De façon très subtile nous avons la description de ce qui semble être un personnage « homosexuel » dans un roman du début du XXème siècle. Nous avons quelques indices de son « orientation » sans pour autant en être certain. Nous comprenons qu'il n'a pas de rapports intimes avec la prostituée proche de l'école, bien qu'il la fréquente. Il est celui qui, tout en étant victime, montre le plus d'audace envers son camarade et qui joue un rôle non négligeable dans son désarroi. Il est une victime de harcèlement scolaire et de l'hypocrisie des autres camarades sans que jamais son « orientation » en soit ouvertement la cause. Officiellement c'est parce qu'il est endetté et qu'il a menti, mais on ne peut s'empêcher de penser que la potentielle homosexualité du personnage n'est pas étrangère au fait qu'il soit choisi par ses deux tortionnaires pour leurs « expérimentations », d'ailleurs, qu'en pensez-vous ? (Je mets des guillemets à dessein car les termes « homosexuel » et « orientation » sont quelque peu sinon anachroniques à tout le moins incertains).

Musil ne cache pas que le thème de l'homosexualité fait partie du livre. Néanmoins c'est un livre de son époque, et par conséquent d'une grande pudeur, tout en suggestion, qui s'attache davantage à ce que peut produire en terme émotionnel et dans sa tentative de rationalisation la découverte d'un désir homosexuel, qu'aux images et fantasmes eux-mêmes.
C'est aussi un roman d'une grande incertitude, on ne sait pas ce qui pourrait ou non se passer, c'est en ce sens peut être qu'il contient une dimension érotique. Mais l'érotisme n'est pas gratuit. Il n'est qu'au service du désarroi, ce n'est pas le charnel qui est décrit, c'est l'état d'esprit qui anime les personnages dans ces moments-là :“selon que cet ébranlement était plus ou moins violent, faiblissaient ou s'intensifiaient les poussées de sensualité […] Quand dans ces moments-là, mi-consentant, mi-désespéré, il s'abandonnait à leurs suggestions, il ne se distinguait point du commun des hommes qui ne se sont jamais portés à une sensualité plus folle, plus orgiaque, plus voluptueusement lacérante qu'à la suite d'un échec qui a menacé l'équilibre de leur assurance intérieure.”

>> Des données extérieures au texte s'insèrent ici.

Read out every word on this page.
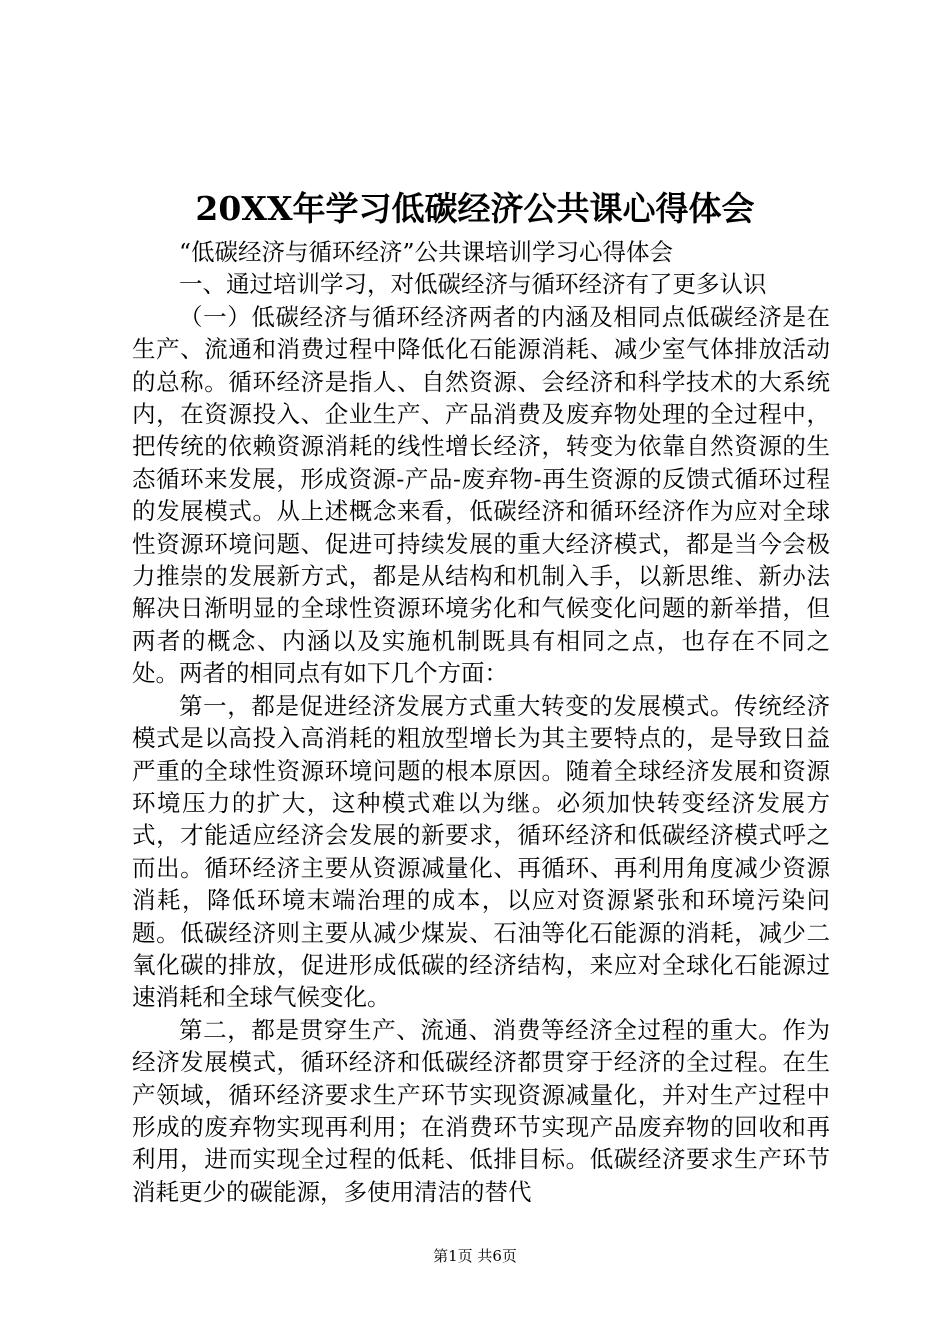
20XX年学习低碳经济公共课心得体会

“低碳经济与循环经济”公共课培训学习心得体会

一、通过培训学习，对低碳经济与循环经济有了更多认识

（一）低碳经济与循环经济两者的内涵及相同点低碳经济是在生产、流通和消费过程中降低化石能源消耗、减少室气体排放活动的总称。循环经济是指人、自然资源、会经济和科学技术的大系统内，在资源投入、企业生产、产品消费及废弃物处理的全过程中，把传统的依赖资源消耗的线性增长经济，转变为依靠自然资源的生态循环来发展，形成资源-产品-废弃物-再生资源的反馈式循环过程的发展模式。从上述概念来看，低碳经济和循环经济作为应对全球性资源环境问题、促进可持续发展的重大经济模式，都是当今会极力推崇的发展新方式，都是从结构和机制入手，以新思维、新办法解决日渐明显的全球性资源环境劣化和气候变化问题的新举措，但两者的概念、内涵以及实施机制既具有相同之点，也存在不同之处。两者的相同点有如下几个方面：

第一，都是促进经济发展方式重大转变的发展模式。传统经济模式是以高投入高消耗的粗放型增长为其主要特点的，是导致日益严重的全球性资源环境问题的根本原因。随着全球经济发展和资源环境压力的扩大，这种模式难以为继。必须加快转变经济发展方式，才能适应经济会发展的新要求，循环经济和低碳经济模式呼之而出。循环经济主要从资源减量化、再循环、再利用角度减少资源消耗，降低环境末端治理的成本，以应对资源紧张和环境污染问题。低碳经济则主要从减少煤炭、石油等化石能源的消耗，减少二氧化碳的排放，促进形成低碳的经济结构，来应对全球化石能源过速消耗和全球气候变化。

第二，都是贯穿生产、流通、消费等经济全过程的重大。作为经济发展模式，循环经济和低碳经济都贯穿于经济的全过程。在生产领域，循环经济要求生产环节实现资源减量化，并对生产过程中形成的废弃物实现再利用；在消费环节实现产品废弃物的回收和再利用，进而实现全过程的低耗、低排目标。低碳经济要求生产环节消耗更少的碳能源，多使用清洁的替代

第1页 共6页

Qu'est-ce qu'apprend Törless, finalement dans cette oeuvre initiatique ? “Certes, je ne nie point qu'il ne se soit agi d'un avilissement. Et pourquoi pas ? Il est passé. Mais quelque chose en est resté à jamais : la petite dose de poison indispensable pour préserver l'âme d'une santé trop quiète et trop assurée et lui en donner une plus subtile, plus aiguë, plus compréhensible.”

Dans ce roman nous apprenons que l'indicible, l'innommable n'est pas insondable et qu'il y a une vie sous la parole, sous la raison, sous les pensées et sous la logique.
Il y a un « humus intime » organique, fluctuant, contradictoire, qui sans cesse nous tend et qui a peut-être plus avoir avec le désir, la sensualité et l'instinct qu'avec les mots, et ce monde souterrain, qui nous irrigue, peut à tout moment entrer en crue et faire céder nos digues dans ses débordements.
Pour peu qu'on le surmonte un jour, qu'on trouve le courage de le confronter, le désarroi est une expérience solitaire et, la situation dans laquelle se trouve l'élève vis-à-vis de ses parents me rappelle les mots de l'écrivain yougoslave Ivo Andric « dans nos plus profondes souffrances morales nos parents ne peuvent guère nous aider ».

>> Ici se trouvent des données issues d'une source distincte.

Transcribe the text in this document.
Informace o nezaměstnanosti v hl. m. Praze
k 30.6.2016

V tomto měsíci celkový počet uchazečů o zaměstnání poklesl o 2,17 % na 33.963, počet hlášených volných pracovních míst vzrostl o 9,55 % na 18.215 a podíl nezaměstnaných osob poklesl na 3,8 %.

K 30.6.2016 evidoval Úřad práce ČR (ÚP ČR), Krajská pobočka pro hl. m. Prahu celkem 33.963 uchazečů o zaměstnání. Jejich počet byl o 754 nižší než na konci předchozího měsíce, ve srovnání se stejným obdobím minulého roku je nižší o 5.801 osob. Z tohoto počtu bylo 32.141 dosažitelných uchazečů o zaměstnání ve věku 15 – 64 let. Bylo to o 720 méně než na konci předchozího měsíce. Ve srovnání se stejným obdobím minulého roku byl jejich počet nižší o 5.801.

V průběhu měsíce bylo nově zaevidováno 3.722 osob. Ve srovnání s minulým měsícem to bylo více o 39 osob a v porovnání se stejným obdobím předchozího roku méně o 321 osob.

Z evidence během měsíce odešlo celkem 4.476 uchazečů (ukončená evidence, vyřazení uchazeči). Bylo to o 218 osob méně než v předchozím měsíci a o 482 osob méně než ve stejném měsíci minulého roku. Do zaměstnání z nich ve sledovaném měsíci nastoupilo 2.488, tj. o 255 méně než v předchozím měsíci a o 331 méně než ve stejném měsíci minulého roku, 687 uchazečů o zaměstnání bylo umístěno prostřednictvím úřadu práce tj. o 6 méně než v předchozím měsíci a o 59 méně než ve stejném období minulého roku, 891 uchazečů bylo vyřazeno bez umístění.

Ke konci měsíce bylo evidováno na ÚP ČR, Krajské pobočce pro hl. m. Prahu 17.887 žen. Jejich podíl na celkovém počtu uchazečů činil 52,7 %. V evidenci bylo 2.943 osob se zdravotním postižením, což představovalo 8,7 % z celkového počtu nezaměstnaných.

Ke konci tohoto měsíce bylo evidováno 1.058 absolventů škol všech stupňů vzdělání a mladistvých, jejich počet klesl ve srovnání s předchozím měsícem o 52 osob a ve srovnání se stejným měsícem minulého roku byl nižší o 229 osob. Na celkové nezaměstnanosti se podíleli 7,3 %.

Le savoir et l'expérience nous aident à ne plus connaître les désarrois aigus des premières crues, celles de l'adolescence : “Il savait distinguer maintenant entre le jour et la nuit ; en fait, il l'avait toujours su : il avait fallu qu'un rêve oppressant déferlât sur ces démarcations pour les absorber, et cette confusion lui faisait honte. Toutefois, l'idée qu'elle était possible, que certaines murailles autour de l'homme étaient aisément renversées, que les rêves fiévreux qui rôdaient près de l'âme pouvaient s'y employer et y ouvrir d'étranges brèches, cette idée s'était elle aussi ancrée profondément en lui, et les ombres pâles qu'elle répandait ne s'effaçaient point.”

C'est aussi un roman de la cruauté, qui me fait penser à l'oeuvre plus récente de Mishima où homo érotisme et brimades juvéniles sont étroitement liés, d'ailleurs un personnage nous apprend qu'un de ses tortionnaires ne peut se permettre une sensualité, protectrice et presque cajoleuse, avec lui qu'après l'avoir violenté pour oublier quelque part que ce n'est pas une femme.
La différence avec Mishima, c'est qu'il y a de d'indicible, comme une sorte de mécanique des profondeurs, implacable mais inexprimable chez les personnages. Chez Musil, les tortionnaires sont plus bavards et cachent leur sadisme sous de multiples prétextes, il y a une rhétorique de la cruauté comme « vertu », leurs actes sont prémédités et jusqu'à un certain point, conscientisés.

Le désarroi comme émancipation, comme vertu initiatique, comme tunnel avant la lumière : Ainsi l'expérience de la cruauté est pareille à celle du désir ou de la peur dans la mesure où Törless s'autorise à la vivre mais aussi à la surmonter, toujours en quête de quelque chose et toujours guidé par un trouble moral profond, illustré sur la couverture par cette peinture magistrale d'Egon Schiele : un désarroi, qui pour Musil, est déjà le signe d'une morale plus « subtile ». Plusieurs fois cette notion de raffinement et de densité moral par l'expérience du trouble profond, de l'ébranlement des valeurs est soulignée dans le roman : “Il jugeait qu'avec une vie intérieure riche et sensible l'on eût aussi des moments à cacher, des souvenirs à conserver dans des casiers secrets. Tout ce qu'il exigeait c'était que l'on sût, après coup, en faire un usage raffiné.”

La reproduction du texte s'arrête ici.